Anti-SLAPP laws are intended to encourage the courts to privilege the speech rights of the defendant where appropriate, and dismiss lawsuits that don’t make the grade. The organization I work for, The Writers’ Union of Canada, believes anti-SLAPP laws are in the public interest, and are of particular importance to working writers who have often been targeted with lawsuits intent on silencing them.

But who decides whether a lawsuit is actually a SLAPP? And when is that decision made? 

In 1704604 Ontario Ltd. v. Pointes Protection Association, we see the Supreme Court of Canada agreeing unanimously that a lawsuit brought against a local environmental protection group, the Pointes Protection Association in Sault Ste. Marie Ontario was indeed a SLAPP. SCC Justice Suzanne Côté dismissed the action broadly on the basis that protecting the expression of the Pointes Protection Association was more important than the claims of damage from 1704604 Ontario Ltd. The lawsuit cannot proceed.

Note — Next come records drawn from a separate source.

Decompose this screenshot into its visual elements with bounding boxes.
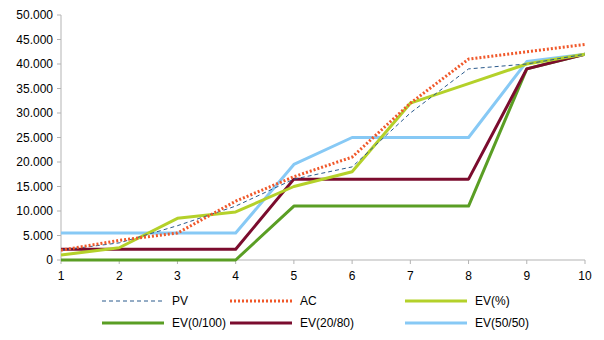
y-tick: [57, 211, 61, 212]
x-tick: [526, 260, 527, 264]
y-tick: [57, 186, 61, 187]
y-tick: [57, 260, 61, 261]
legend-swatch: [405, 322, 467, 325]
y-tick: [57, 235, 61, 236]
y-tick-label: 25.000: [16, 131, 53, 145]
series-line: [61, 54, 585, 233]
legend-label: EV(0/100): [172, 316, 226, 330]
x-tick-label: 10: [578, 269, 592, 283]
x-tick: [293, 260, 294, 264]
legend-label: EV(%): [475, 294, 510, 308]
y-tick-label: 35.000: [16, 82, 53, 96]
legend-swatch: [230, 300, 292, 303]
y-tick-label: 0: [46, 253, 53, 267]
y-tick-label: 10.000: [16, 204, 53, 218]
x-tick: [352, 260, 353, 264]
y-tick: [57, 39, 61, 40]
y-tick: [57, 113, 61, 114]
y-tick-label: 20.000: [16, 155, 53, 169]
series-line: [61, 54, 585, 255]
series-line: [61, 54, 585, 249]
x-tick-label: 8: [465, 269, 472, 283]
series-group: [61, 44, 585, 260]
series-line: [61, 44, 585, 250]
legend-swatch: [102, 301, 164, 302]
y-tick: [57, 15, 61, 16]
legend-swatch: [102, 322, 164, 325]
x-tick-label: 6: [349, 269, 356, 283]
y-tick: [57, 162, 61, 163]
x-tick-label: 7: [407, 269, 414, 283]
x-tick-label: 3: [174, 269, 181, 283]
x-tick-label: 9: [523, 269, 530, 283]
x-tick: [410, 260, 411, 264]
series-line: [61, 54, 585, 260]
y-tick: [57, 64, 61, 65]
y-tick-label: 5.000: [23, 229, 53, 243]
y-tick-label: 45.000: [16, 33, 53, 47]
y-tick: [57, 88, 61, 89]
y-tick-label: 40.000: [16, 57, 53, 71]
x-tick: [585, 260, 586, 264]
y-tick-label: 30.000: [16, 106, 53, 120]
legend-label: PV: [172, 294, 188, 308]
x-tick-label: 2: [116, 269, 123, 283]
x-tick-label: 5: [291, 269, 298, 283]
legend-swatch: [405, 300, 467, 303]
y-tick: [57, 137, 61, 138]
y-tick-label: 15.000: [16, 180, 53, 194]
legend-label: EV(20/80): [300, 316, 354, 330]
x-tick-label: 4: [232, 269, 239, 283]
legend-swatch: [230, 322, 292, 325]
series-line: [61, 54, 585, 250]
chart: 0 5.000 10.000 15.000 20.000 25.000 30.000 35.0…: [0, 0, 604, 340]
legend-label: AC: [300, 294, 317, 308]
x-tick-label: 1: [58, 269, 65, 283]
legend-label: EV(50/50): [475, 316, 529, 330]
x-tick: [468, 260, 469, 264]
y-tick-label: 50.000: [16, 8, 53, 22]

But in another decision released the same day, the very same Supreme Court went in a completely different direction. In Bent vs. Platnick the SCC was split 5-4, and the case was declared not a SLAPP, meaning the original lawsuit could go forward. The sticking point in this case, it seems, was defamation, a long-held exception to free expression. The court majority found that the potential harm to the complainant’s reputation from the speech act in question was more important than protecting the defendant’s freedom of speech. Importantly, the SCC did not decide on the question of whether or not the complainant was defamed. That question is to be examined now as the case moves forward, starting again in the lower courts.

The details of these two cases are quite interesting, and I encourage anyone with a passion for legal technicalities to dig right in at the links above, and to read Justin Safayeni’s excellent summary on this very blog. But the point I’m making with this posting is not whether I think the court was right or wrong in their decisions. I’m just reminding you, dear reader, that free expression is not an abstract concept divorced from consequences. I whole-heartedly support anti-SLAPP legislation, and I also have a pretty good idea of how much time and money was likely involved in taking these SLAPP or No-SLAPP questions through two lower courts and up to the SCC.

However strongly you feel about your right to free expression, you should also cultivate a solid understanding of the territory enclosed by the caution tape. It is by no means a fence firmly rooted in settled law. What you interpret as a truthful speech act can very easily look to someone else like defamation, libel, or even hate speech. And the courts do have jurisdiction over those things.